À bûches ou à pellets, le feu au bois séduit un Belge sur dix

Pour résister au froid, un Belge sur dix se chauffe au bois.

Ce matériau gagne du terrain par rapport à d'autres combustibles comme le gaz ou le mazout. Un choix poussé par des raisons économiques, mais aussi écologiques: le bois est neutre en carbone. L'arbre qui pousse compense grâce à la photosynthèse les émissions de CO2 de celui qu'on brûle.

"Ces trois dernières années, nos ventes de poêles au bois et aux pellets augmentent d'environ 15% par an", constate Gaël Drappa, directeur d'une entreprise de poêlerie et cheminée à Strépy-Bracquegnies. "Avant, les feux au bois étaient davantage décoratifs et d'appoint. Aujourd'hui, ils peuvent suffire pour chauffer une maison, car les appareils sont plus performants et les logements mieux isolés".

L'allumage inversé

"L'avantage du pellet, c'est sa facilité d'utilisation et la possibilité de programmer la machine", explique M. Drappa.

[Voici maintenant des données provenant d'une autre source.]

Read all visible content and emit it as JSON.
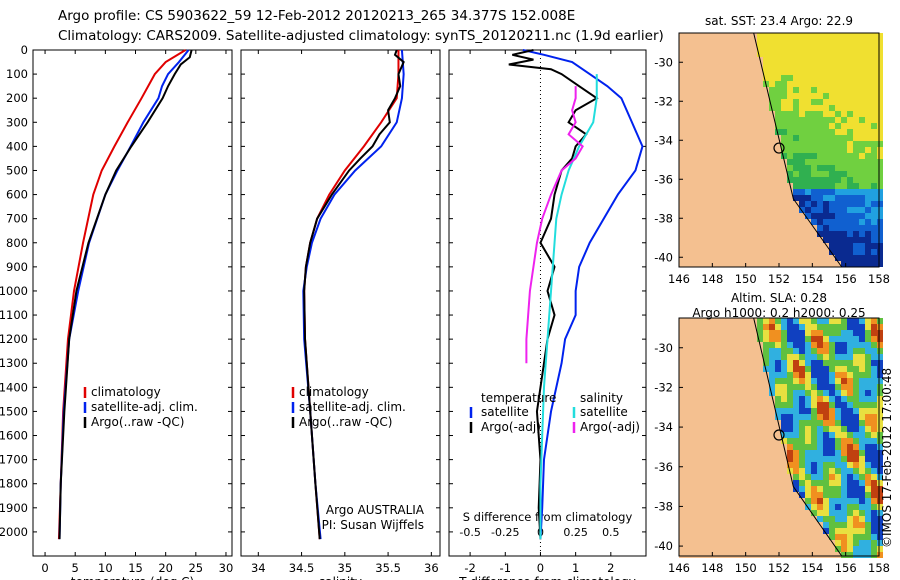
{
  "header": {
    "line1": "Argo profile: CS 5903622_59 12-Feb-2012 20120213_265 34.377S 152.008E",
    "line2": "Climatology: CARS2009. Satellite-adjusted climatology: synTS_20120211.nc (1.9d earlier)"
  },
  "colors": {
    "climatology": "#e00000",
    "satellite": "#0022ee",
    "argo": "#000000",
    "sal_satellite": "#22dddd",
    "sal_argo": "#ee22ee",
    "land": "#f4c090"
  },
  "side_label": "©IMOS 17-Feb-2012 17:00:48",
  "chart_data": [
    {
      "type": "line",
      "id": "temperature",
      "xlabel": "temperature (deg C)",
      "xlim": [
        -2,
        31
      ],
      "xticks": [
        0,
        5,
        10,
        15,
        20,
        25,
        30
      ],
      "ylim": [
        2100,
        0
      ],
      "yticks": [
        0,
        100,
        200,
        300,
        400,
        500,
        600,
        700,
        800,
        900,
        1000,
        1100,
        1200,
        1300,
        1400,
        1500,
        1600,
        1700,
        1800,
        1900,
        2000
      ],
      "series": [
        {
          "name": "climatology",
          "color": "#e00000",
          "y": [
            0,
            50,
            100,
            200,
            300,
            400,
            500,
            600,
            800,
            1000,
            1200,
            1500,
            1800,
            2030
          ],
          "x": [
            23.3,
            20,
            18.2,
            16,
            13.7,
            11.5,
            9.4,
            8,
            6.3,
            4.8,
            3.8,
            3,
            2.6,
            2.3
          ]
        },
        {
          "name": "satellite-adj. clim.",
          "color": "#0022ee",
          "y": [
            0,
            50,
            100,
            150,
            200,
            300,
            400,
            500,
            600,
            800,
            1000,
            1200,
            1500,
            1800,
            2030
          ],
          "x": [
            23.8,
            22.2,
            20.4,
            19.4,
            18.8,
            16.3,
            14.2,
            12,
            10,
            7.3,
            5.5,
            4,
            3.1,
            2.6,
            2.4
          ]
        },
        {
          "name": "Argo(..raw -QC)",
          "color": "#000000",
          "y": [
            0,
            30,
            60,
            100,
            150,
            200,
            300,
            400,
            500,
            600,
            800,
            1000,
            1200,
            1500,
            1800,
            2030
          ],
          "x": [
            24.3,
            24,
            22.5,
            21.5,
            20.4,
            19.5,
            17,
            14.3,
            11.8,
            10,
            7.2,
            5.2,
            4,
            3.2,
            2.6,
            2.4
          ]
        }
      ],
      "legend": [
        "climatology",
        "satellite-adj. clim.",
        "Argo(..raw -QC)"
      ]
    },
    {
      "type": "line",
      "id": "salinity",
      "xlabel": "salinity",
      "xlim": [
        33.8,
        36.1
      ],
      "xticks": [
        34,
        34.5,
        35,
        35.5,
        36
      ],
      "ylim": [
        2100,
        0
      ],
      "series": [
        {
          "name": "climatology",
          "color": "#e00000",
          "y": [
            0,
            100,
            200,
            300,
            400,
            500,
            600,
            700,
            800,
            900,
            1000,
            1200,
            1500,
            1800,
            2030
          ],
          "x": [
            35.62,
            35.62,
            35.6,
            35.42,
            35.22,
            35.0,
            34.82,
            34.68,
            34.6,
            34.55,
            34.53,
            34.54,
            34.6,
            34.66,
            34.71
          ]
        },
        {
          "name": "satellite-adj. clim.",
          "color": "#0022ee",
          "y": [
            0,
            100,
            200,
            300,
            400,
            500,
            600,
            700,
            800,
            900,
            1000,
            1200,
            1500,
            1800,
            2030
          ],
          "x": [
            35.66,
            35.68,
            35.66,
            35.6,
            35.42,
            35.12,
            34.88,
            34.72,
            34.62,
            34.56,
            34.52,
            34.53,
            34.6,
            34.66,
            34.72
          ]
        },
        {
          "name": "Argo(..raw -QC)",
          "color": "#000000",
          "y": [
            0,
            20,
            50,
            100,
            150,
            200,
            250,
            300,
            350,
            400,
            450,
            500,
            600,
            700,
            800,
            900,
            1000,
            1200,
            1500,
            1800,
            2030
          ],
          "x": [
            35.6,
            35.58,
            35.68,
            35.62,
            35.64,
            35.58,
            35.5,
            35.52,
            35.4,
            35.32,
            35.18,
            35.05,
            34.85,
            34.68,
            34.6,
            34.55,
            34.53,
            34.54,
            34.6,
            34.66,
            34.71
          ]
        }
      ],
      "legend": [
        "climatology",
        "satellite-adj. clim.",
        "Argo(..raw -QC)"
      ],
      "note1": "Argo AUSTRALIA",
      "note2": "PI: Susan Wijffels"
    },
    {
      "type": "line",
      "id": "difference",
      "xlabel": "T difference from climatology",
      "xlabel_top": "S difference from climatology",
      "xlim": [
        -2.6,
        3.0
      ],
      "xticks": [
        -2,
        -1,
        0,
        1,
        2
      ],
      "xticks_top": [
        -0.5,
        -0.25,
        0,
        0.25,
        0.5
      ],
      "ylim": [
        2100,
        0
      ],
      "series": [
        {
          "name": "satellite (temperature)",
          "color": "#0022ee",
          "y": [
            0,
            20,
            50,
            100,
            150,
            200,
            300,
            400,
            500,
            600,
            700,
            800,
            900,
            1000,
            1100,
            1200,
            1300,
            1500,
            1700,
            1900,
            2030
          ],
          "x": [
            -0.5,
            0.1,
            0.9,
            1.4,
            1.9,
            2.3,
            2.6,
            2.9,
            2.7,
            2.2,
            1.8,
            1.4,
            1.1,
            1.0,
            1.0,
            0.7,
            0.6,
            0.3,
            0.1,
            0.05,
            0.0
          ]
        },
        {
          "name": "Argo(-adj) (temperature)",
          "color": "#000000",
          "y": [
            0,
            20,
            40,
            60,
            80,
            100,
            150,
            200,
            250,
            300,
            350,
            400,
            450,
            500,
            600,
            700,
            800,
            900,
            1000,
            1100,
            1200,
            1300,
            1400,
            1500,
            1700,
            1900,
            2030
          ],
          "x": [
            -0.2,
            -0.8,
            -0.2,
            -0.9,
            0.3,
            0.6,
            1.1,
            1.6,
            1.0,
            0.8,
            1.3,
            1.0,
            0.9,
            0.6,
            0.4,
            0.3,
            0.0,
            0.4,
            0.2,
            0.4,
            0.2,
            0.1,
            0.0,
            -0.1,
            0.0,
            -0.05,
            0.0
          ]
        },
        {
          "name": "satellite (salinity)",
          "color": "#22dddd",
          "y": [
            100,
            200,
            300,
            400,
            500,
            600,
            700,
            800,
            1000,
            1200,
            1400,
            1600,
            1800,
            2030
          ],
          "x": [
            1.6,
            1.6,
            1.5,
            1.1,
            0.8,
            0.6,
            0.45,
            0.4,
            0.3,
            0.2,
            0.1,
            0.05,
            0.0,
            0.0
          ]
        },
        {
          "name": "Argo(-adj) (salinity)",
          "color": "#ee22ee",
          "y": [
            150,
            200,
            250,
            300,
            350,
            400,
            450,
            500,
            600,
            700,
            800,
            900,
            1000,
            1100,
            1200,
            1300
          ],
          "x": [
            1.0,
            1.0,
            0.9,
            1.0,
            0.8,
            1.2,
            1.0,
            0.6,
            0.3,
            0.05,
            -0.1,
            -0.2,
            -0.3,
            -0.35,
            -0.4,
            -0.4
          ]
        }
      ],
      "legend_temperature": {
        "title": "temperature",
        "satellite": "satellite",
        "argo": "Argo(-adj)"
      },
      "legend_salinity": {
        "title": "salinity",
        "satellite": "satellite",
        "argo": "Argo(-adj)"
      }
    }
  ],
  "maps": [
    {
      "title": "sat. SST: 23.4  Argo: 22.9",
      "lon_ticks": [
        146,
        148,
        150,
        152,
        154,
        156,
        158
      ],
      "lat_ticks": [
        -30,
        -32,
        -34,
        -36,
        -38,
        -40
      ],
      "lon_range": [
        146,
        158
      ],
      "lat_range": [
        -40.5,
        -28.5
      ],
      "marker": {
        "lon": 152.0,
        "lat": -34.4
      }
    },
    {
      "title1": "Altim. SLA: 0.28",
      "title2": "Argo h1000: 0.2  h2000: 0.25",
      "lon_ticks": [
        146,
        148,
        150,
        152,
        154,
        156,
        158
      ],
      "lat_ticks": [
        -30,
        -32,
        -34,
        -36,
        -38,
        -40
      ],
      "lon_range": [
        146,
        158
      ],
      "lat_range": [
        -40.5,
        -28.5
      ],
      "marker": {
        "lon": 152.0,
        "lat": -34.4
      }
    }
  ]
}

Le bois demande un peu plus de travail au quotidien, mais il crée une ambiance et un confort un peu supérieurs".

Dans la région de La Louvière, Liliane Vanhoutte chauffe la moitié de son rez-de-chaussée au bois. Elle vient d'acheter une nouvelle cassette et l'installateur lui enseigne l'art de l'"allumage inversé". "D'abord on place la bûche. Puis des bois plus petits. Et enfin les brindilles." Cette technique permet de diminuer la quantité de bois utilisée ainsi que les dégagements de fumées et les cendres produites.

L'affouage ou la grande loterie

Le bois utilisé ici a poussé au bout de son jardin. "Au début, on en achetait. Mais finalement, nos arbres ont grandi. Et tous les cinq ou dix ans, j'en coupe une partie. Ça me fait une belle réserve".

A Libin, dans la province du Luxembourg, presque tout le monde se chauffe au bois. Il faut dire que la commune offre l'opportunité à ses habitants d'en acquérir pour pas cher: 45 euros le lot de six stères (six mètres cubes) environ, à aller chercher sur place, dans la forêt. Ce régime s'appelle l'affouage. "Les gardes forestiers délimitent des lots. On tire au sort ces lots entre les participants et chacun va sur la parcelle qu'on lui a attribuée pour abattre les arbres ou ramasser le bois désigné", explique Antonio Pereira, habitant de l'entité.

Et les particules fines ?

Et cette loterie est parfois très favorable, précise un autre habitant, Albert Lejeune: "Vous avez minimum six stères, mais peut-être aussi huit ou neuf. Ça dépend sur quel lot vous tombez..."

Se chauffer au bois n'a pas que des avantages: quand il brûle, des particules fines polluantes s'échappent. Mais la technologie des nouveaux appareils permet de limiter ces émissions.